The Federal Bureau of Investigation and the Cybersecurity and Infrastructure Security Agency are releasing this joint CSA to disseminate known IOCs and TTPs associated with the ALPHV Blackcat ransomware as a service identified through FBI investigations as recently as Dec. 6, 2023.
Since previous reporting, ALPHV Blackcat actors released a new version of the malware, and the FBI identified over 1000 victims worldwide targeted via ransomware and/or data extortion.
FBI and CISA encourage critical infrastructure organizations to implement the recommendations in the Mitigations section of this CSA to reduce the likelihood and impact of ALPHV Blackcat ransomware and data extortion incidents.
In February 2023, ALPHV Blackcat administrators announced the ALPHV Blackcat Ransomware 2.0 Sphynx update, which was rewritten to provide additional features to affiliates, such as better defense evasion and additional tooling.
This ALPHV Blackcat update has the capability to encrypt both Windows and Linux devices, and VMWare instances.
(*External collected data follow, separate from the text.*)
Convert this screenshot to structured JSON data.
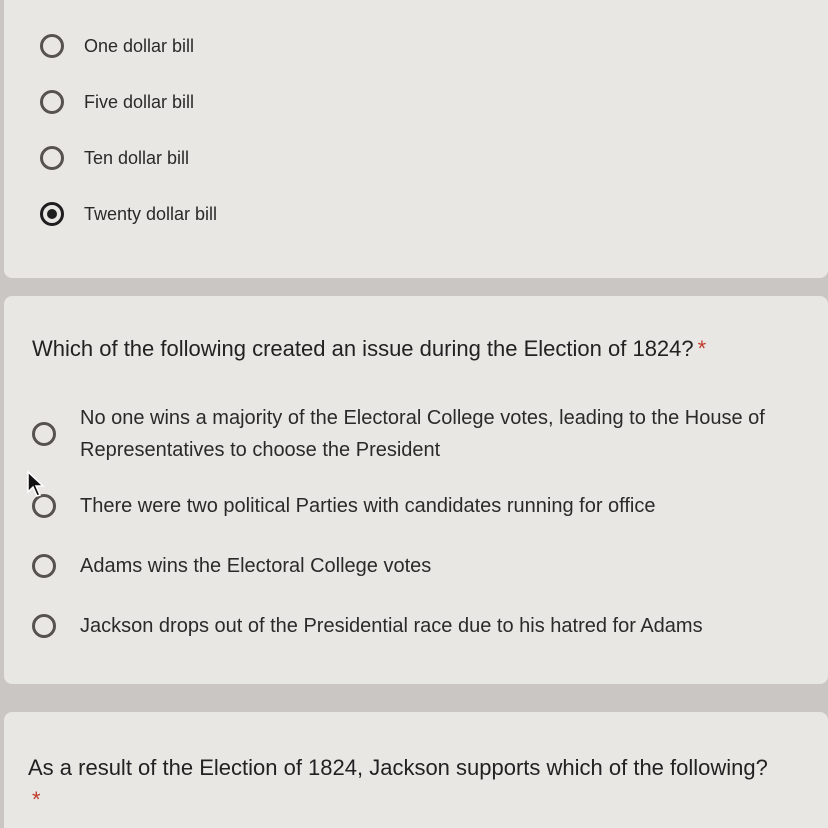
{
  "question1": {
    "options": [
      {
        "label": "One dollar bill",
        "selected": false
      },
      {
        "label": "Five dollar bill",
        "selected": false
      },
      {
        "label": "Ten dollar bill",
        "selected": false
      },
      {
        "label": "Twenty dollar bill",
        "selected": true
      }
    ]
  },
  "question2": {
    "title": "Which of the following created an issue during the Election of 1824?",
    "required_mark": "*",
    "options": [
      {
        "label": "No one wins a majority of the Electoral College votes, leading to the House of Representatives to choose the President",
        "selected": false
      },
      {
        "label": "There were two political Parties with candidates running for office",
        "selected": false
      },
      {
        "label": "Adams wins the Electoral College votes",
        "selected": false
      },
      {
        "label": "Jackson drops out of the Presidential race due to his hatred for Adams",
        "selected": false
      }
    ]
  },
  "question3": {
    "title": "As a result of the Election of 1824, Jackson supports which of the following?",
    "required_mark": "*"
  },
  "colors": {
    "background": "#c9c6c3",
    "card": "#e9e7e4",
    "required": "#c0392b"
  }
}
ALPHV Blackcat affiliates have extensive networks and experience with ransomware and data extortion operations.
According to the FBI, as of September 2023, ALPHV Blackcat affiliates have compromised over 1000 entities-nearly 75 percent of which are in the United States and approximately 250 outside the United States-, demanded over $500 million, and received nearly $300 million in ransom payments.
ALPHV Blackcat affiliates use advanced social engineering techniques and open source research on a company to gain initial access.
ALPHV Blackcat affiliates use uniform resource locators to live-chat with victims to convey demands and initiate processes to restore the victims' encrypted files.
After gaining access to a victim network, ALPHV Blackcat affiliates deploy remote access software such as AnyDesk, Mega sync, and Splashtop in preparation of data exfiltration.
After gaining access to networks, ALPHV Blackcat affiliates use legitimate remote access and tunneling tools, such as Plink and Ngrok [S0508].
ALPHV Blackcat affiliates claim to use Brute Ratel C4 [S1063] and Cobalt Strike [S1054] as beacons to command and control servers.
ALPHV Blackcat affiliates use the open source adversary-in-the-middle attack [T1557] framework Evilginx2, which allows them to obtain multifactor authentication credentials, login credentials, and session cookies.
Some ALPHV Blackcat affiliates exfiltrate data after gaining access and extort victims without deploying ransomware.
After exfiltrating and/or encrypting data, ALPHV Blackcat affiliates communicate with victims via TOR [S0183], Tox, email, or encrypted applications.
ALPHV Blackcat affiliates pose as company IT and/or helpdesk staff using phone calls or SMS messages to obtain credentials from employees to access the target network.
ALPHV Blackcat affiliates use compromised accounts to gain access to victims' networks.
ALPHV Blackcat affiliates obtain passwords from local networks, deleted servers, and domain controllers.
FBI and CISA recommend organizations implement the mitigations below to improve your organization's cybersecurity posture based on threat actor activity and to reduce the risk of compromise by ALPHV Blackcat threat actors.
Implementing FIDO/WebAuthn authentication or Public key Infrastructure-based MFA [CPG 2.H]. These MFA implementations are resistant to phishing and not susceptible to push bombing or SIM swap attacks, which are techniques known be used by ALPHV Blackcat affiliates.